Vervolgonderzoek afvalstromen Chemours | 26 augustus 2019

Pagina 23 van 31

Suez stelt dat bedrijven die voorheen FRD-besmette afvalstromen aanleverden, nu vrachten aanleveren met FRD-concentraties onder de 1.000 ng/l nadat deze

afvalstromen –indien daarvoor geschikt- in een vooraf gereinigde rvs-oplegger of in FRD-vrije IBC’s worden aangeleverd. Mede op basis hiervan stelt Suez dat haar klanten inmiddels uitgesloten kunnen worden als mogelijke FRD-bron.

De ILT heeft vastgesteld dat er weinig wordt gemeten bij andere afvalproducenten (ontdoeners) en afvalverwerkers en er daardoor onvoldoende data beschikbaar komt die kan leiden naar de bron(nen) van de FRD-besmetting. Niet iedereen in de keten voelt de noodzaak om te weten dat er (p)ZZS in het materiaal zit.

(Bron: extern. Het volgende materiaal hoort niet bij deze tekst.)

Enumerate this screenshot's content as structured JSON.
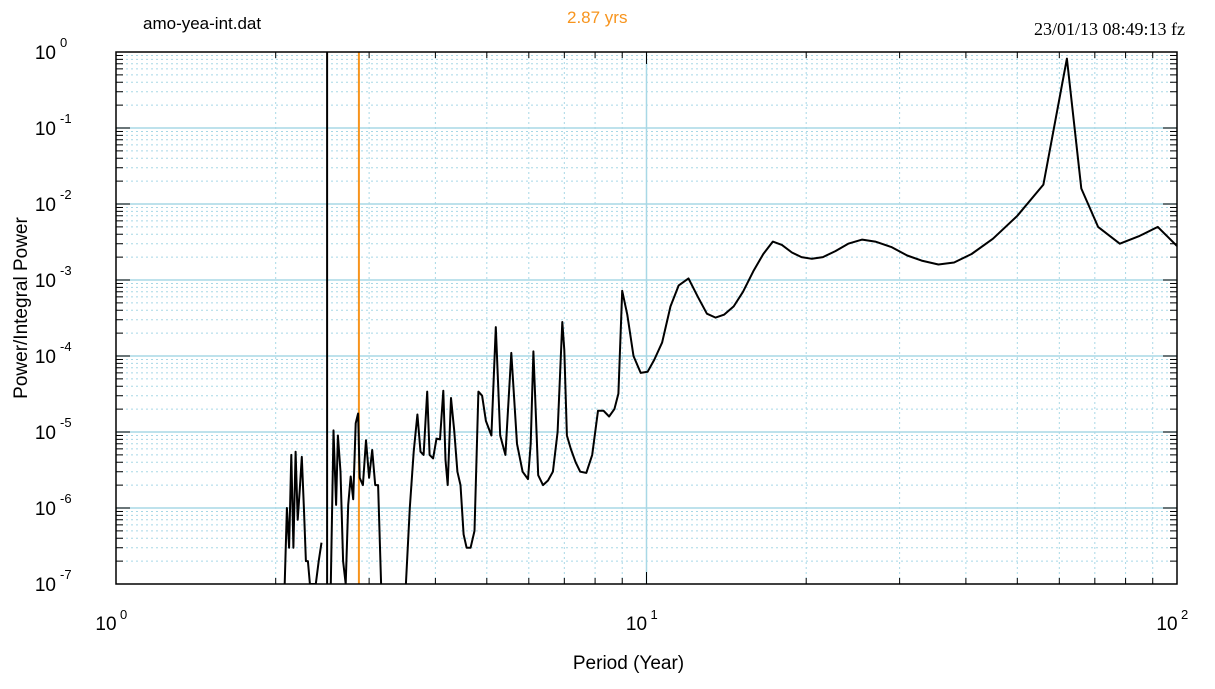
{
  "header": {
    "filename": "amo-yea-int.dat",
    "marker_label": "2.87 yrs",
    "timestamp": "23/01/13  08:49:13 fz"
  },
  "colors": {
    "grid": "#a8d8e6",
    "series": "#000000",
    "marker": "#f7941d",
    "black_marker": "#000000"
  },
  "chart_data": {
    "type": "line",
    "xlabel": "Period (Year)",
    "ylabel": "Power/Integral Power",
    "xscale": "log",
    "yscale": "log",
    "xlim": [
      1,
      100
    ],
    "ylim": [
      1e-07,
      1
    ],
    "x_ticks": [
      {
        "base": "10",
        "exp": "0",
        "value": 1
      },
      {
        "base": "10",
        "exp": "1",
        "value": 10
      },
      {
        "base": "10",
        "exp": "2",
        "value": 100
      }
    ],
    "y_ticks": [
      {
        "base": "10",
        "exp": "0",
        "value": 1
      },
      {
        "base": "10",
        "exp": "-1",
        "value": 0.1
      },
      {
        "base": "10",
        "exp": "-2",
        "value": 0.01
      },
      {
        "base": "10",
        "exp": "-3",
        "value": 0.001
      },
      {
        "base": "10",
        "exp": "-4",
        "value": 0.0001
      },
      {
        "base": "10",
        "exp": "-5",
        "value": 1e-05
      },
      {
        "base": "10",
        "exp": "-6",
        "value": 1e-06
      },
      {
        "base": "10",
        "exp": "-7",
        "value": 1e-07
      }
    ],
    "grid": true,
    "vertical_markers": [
      {
        "x": 2.5,
        "color": "black"
      },
      {
        "x": 2.87,
        "color": "orange"
      }
    ],
    "series": [
      {
        "x": [
          2.08,
          2.1,
          2.12,
          2.14,
          2.16,
          2.18,
          2.2,
          2.22,
          2.24,
          2.26,
          2.28,
          2.3,
          2.32,
          2.35,
          2.38,
          2.41,
          2.44
        ],
        "y": [
          1e-07,
          1e-06,
          3e-07,
          5e-06,
          3e-07,
          5.5e-06,
          7e-07,
          1.7e-06,
          4.7e-06,
          1e-06,
          2e-07,
          2e-07,
          1e-07,
          1e-07,
          1e-07,
          2e-07,
          3.5e-07
        ]
      },
      {
        "x": [
          2.54,
          2.57,
          2.6,
          2.62,
          2.65,
          2.68,
          2.71,
          2.74,
          2.77,
          2.8,
          2.83,
          2.86,
          2.88,
          2.92,
          2.96,
          3.0,
          3.04,
          3.08,
          3.12,
          3.16,
          3.2,
          3.25
        ],
        "y": [
          1e-07,
          1.05e-05,
          1.1e-06,
          9e-06,
          3e-06,
          2e-07,
          1e-07,
          1.1e-06,
          2.6e-06,
          1.3e-06,
          1.3e-05,
          1.75e-05,
          2.5e-06,
          2e-06,
          7.8e-06,
          2.5e-06,
          5.8e-06,
          2e-06,
          2e-06,
          1e-07,
          5e-08,
          1e-07
        ]
      },
      {
        "x": [
          3.52,
          3.58,
          3.64,
          3.7,
          3.75,
          3.8,
          3.86,
          3.9,
          3.96,
          4.02,
          4.08,
          4.14,
          4.18,
          4.22,
          4.28,
          4.34,
          4.4,
          4.46,
          4.52,
          4.58,
          4.66,
          4.74,
          4.82,
          4.9,
          4.98,
          5.1,
          5.2,
          5.3,
          5.42,
          5.56,
          5.7,
          5.84,
          5.98,
          6.05,
          6.12,
          6.25,
          6.38,
          6.52,
          6.66,
          6.8,
          6.94,
          7.0,
          7.08,
          7.2,
          7.35,
          7.5,
          7.7,
          7.9,
          8.1,
          8.3,
          8.5,
          8.7,
          8.85,
          9.0,
          9.2,
          9.45,
          9.75,
          10.05,
          10.35,
          10.7,
          11.1,
          11.5,
          12.0,
          12.5,
          13.0,
          13.5,
          14.0,
          14.6,
          15.2,
          15.9,
          16.6,
          17.3,
          18.0,
          18.8,
          19.6,
          20.5,
          21.5,
          22.7,
          24.0,
          25.5,
          27.0,
          29.0,
          31.0,
          33.0,
          35.5,
          38.0,
          41.0,
          45.0,
          50.0,
          56.0,
          62.0,
          66.0,
          71.0,
          78.0,
          85.0,
          92.0,
          100.0
        ],
        "y": [
          1e-07,
          1e-06,
          5.5e-06,
          1.7e-05,
          5.5e-06,
          5e-06,
          3.4e-05,
          5e-06,
          4.5e-06,
          8.2e-06,
          8e-06,
          3.5e-05,
          4.3e-06,
          2e-06,
          2.8e-05,
          1.05e-05,
          3e-06,
          2e-06,
          4.5e-07,
          3e-07,
          3e-07,
          5e-07,
          3.4e-05,
          3e-05,
          1.4e-05,
          9e-06,
          0.00024,
          9e-06,
          5e-06,
          0.00011,
          7e-06,
          3e-06,
          2.4e-06,
          7e-06,
          0.000115,
          2.7e-06,
          2e-06,
          2.3e-06,
          3e-06,
          1e-05,
          0.00028,
          0.00012,
          9e-06,
          6e-06,
          4e-06,
          3e-06,
          2.9e-06,
          5e-06,
          1.9e-05,
          1.9e-05,
          1.6e-05,
          2e-05,
          3.2e-05,
          0.00072,
          0.00035,
          0.0001,
          6e-05,
          6.2e-05,
          9e-05,
          0.00015,
          0.00045,
          0.00085,
          0.00105,
          0.0006,
          0.00036,
          0.00032,
          0.00035,
          0.00045,
          0.0007,
          0.0013,
          0.0022,
          0.0032,
          0.0029,
          0.0023,
          0.002,
          0.0019,
          0.002,
          0.0024,
          0.003,
          0.0034,
          0.0032,
          0.0027,
          0.0021,
          0.0018,
          0.0016,
          0.0017,
          0.0022,
          0.0035,
          0.007,
          0.018,
          0.82,
          0.016,
          0.005,
          0.003,
          0.0038,
          0.005,
          0.0028
        ]
      }
    ]
  }
}
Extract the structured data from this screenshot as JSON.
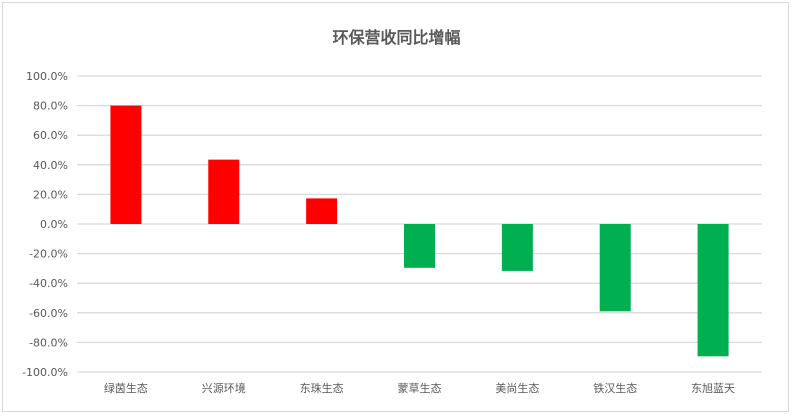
{
  "chart_data": {
    "type": "bar",
    "title": "环保营收同比增幅",
    "categories": [
      "绿茵生态",
      "兴源环境",
      "东珠生态",
      "蒙草生态",
      "美尚生态",
      "铁汉生态",
      "东旭蓝天"
    ],
    "values": [
      80.0,
      43.5,
      17.3,
      -29.6,
      -31.7,
      -59.0,
      -89.4
    ],
    "unit": "%",
    "ylim": [
      -100,
      100
    ],
    "yticks": [
      "100.0%",
      "80.0%",
      "60.0%",
      "40.0%",
      "20.0%",
      "0.0%",
      "-20.0%",
      "-40.0%",
      "-60.0%",
      "-80.0%",
      "-100.0%"
    ],
    "grid": true,
    "colors": {
      "positive": "#ff0000",
      "negative": "#00b050",
      "grid": "#d9d9d9"
    }
  }
}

Daarnaast geldt er pas een informatieplicht vanaf 0,1% (=1.000.000.000

nanogram/kg) wat ertoe leidt dat de informatie over de samenstelling van een stof niet volledig op het VIB staat. In het geval van FRD zit dit onder de 0,1% en is deze informatie niet op het VIB vermeld. De bedrijven en het bevoegd gezag gaan er meestal van uit van de informatie op het VIB en stellen geen vragen over de aanwezigheid van FRD in lagere concentraties dan de 0,1%.

Bevindingen

1. Het bevoegd gezag heeft meer aandacht voor het beheersen van FRD in de afvalstromen van Chemours.

2. Het onderzoek heeft geen nieuwe bronnen van FRD kunnen aanwijzen.

3. Vastgesteld is dat er verspreiding van FRD plaatsvindt en dat het transport daar een rol in speelt.

4. In de keten is onvoldoende informatie aanwezig over het mogelijk aanwezig zijn van FRD in (afval)producten. Dat komt onder meer omdat dit door de producent pas vermeld hoeft te worden bij een concentratie boven de 0,1%.

(24)

Vervolgonderzoek afvalstromen Chemours | 26 augustus 2019

Pagina 24 van 31

6 Reflectie door de ILT

FRD heeft vrij spel in de keten, hoe kan dat? Eerder is aangegeven dat er zeer beperkt informatie beschikbaar wordt gesteld en wordt gedeeld in de verschillende schakels in de keten. Hieronder beschrijft de ILT deze informatie-lacune in de keten waarna vervolgens wordt geduid welke gevolgen dat heeft voor het kunnen

optreden door het bevoegd gezag en de (on)beheersbaarheid van de emissie van FRD en van (p)ZZS in het algemeen. Daarmee wil de ILT de partijen aanzetten tot het in samenhang oppakken van de nodige acties om te zorgen dat FRD, nu een ZZS, zich niet verder onbeheerst kan verspreiden in het milieu.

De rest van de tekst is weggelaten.